For the Minimizing run with seed length 1, we present data using version C.

For the Minimizing runs for seed lengths 2 to 52, we present data obtained using version A.  The two issues mentioned in the section on versions cannot manifest when we are in Minimizing mode and the seed length is greater than 1.

For the Unrestricted runs for seed lengths 1 to 27, we present data obtained using version B.  The issue in Version B which Version C rectifies does not manifest in Unrestricted runs.

For the Unrestricted run for seed length 28, we present data obtained using version A.  The issue in Version A that Version B rectifies does not arise in this case, because it happens that pairs of seeds of length 28 whose stems have minimal asymptotic PSC are such that the asymptotic ADFs are the same for the two stems arising from the seeds.  And the issue in Version B which Version C rectifies does not manifest in Unrestricted runs.

For each run, we present record files from Phases 1 (Generation), 3 (Collection, with some files in abridged form as discussed below), and 5 (Finalization), whose filenames contain the letters "g," "c," and "f," respectively.  Every file begins with rs-N-M, where N is a number indicating the seed length and M is a letter (either "m" for Minimizing or "u" for Unrestricted) indicating the mode.  One can rerun these jobs oneself by following the same approach as in the Example tutorial above.  To start, open the rs-N-M-g-... file.  The third line records the command that was run for Phase 1.  Then Phase 1 produces scripts ending in ".job" and ".sum" for running Phase 2 and Phase 3, and then Phase 3 produces scripts ending in ".job" and ".sum" for running Phase 4 and Phase 5 (see Example tutorial above).

* The records for Phase 3 of the Minimizing runs contain the data in Table 1 of the paper (use the lines that begin with "ART" and remove that prefix to construct the lines of the table in the paper: order of data fields is as in the paper's table), but because the original files record all seeds of a given length that produce the minimum asymptotic ADF for that length, space constraints prevent us from presenting the full files here: if more than ten seeds are reported, we cut out all but the first five and last five and place the line [AND OTHERS...] in between to show where we removed lines.
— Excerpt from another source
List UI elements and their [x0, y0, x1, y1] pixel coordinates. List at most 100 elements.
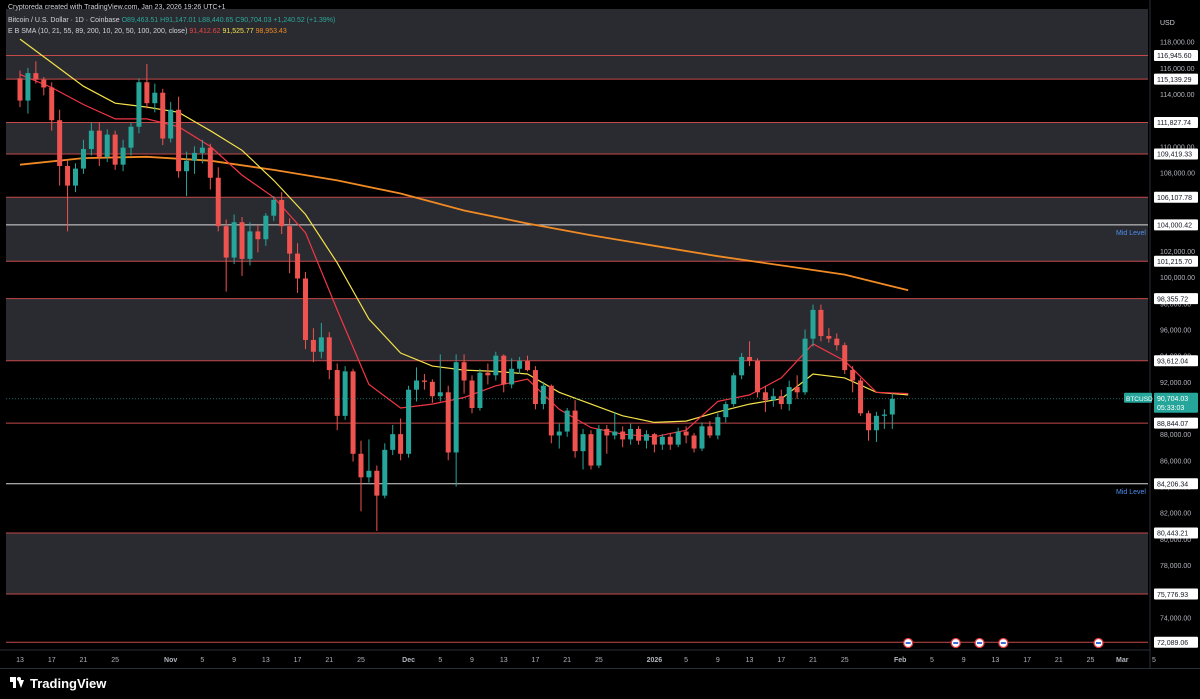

* The records for Phase 5 of the Unrestricted runs contain the data in Table 2 of the paper (use the lines that begin with "PT" and remove that prefix to construct the lines of the table in the paper: order of data fields is as in the paper's table).

* The records for Phase 5 of the Minimizing runs contain the data presented in Table 3 of the paper  (use the lines that begin with "PT" and remove that prefix to construct the lines of the table in the paper: order of data fields is as in the paper's table).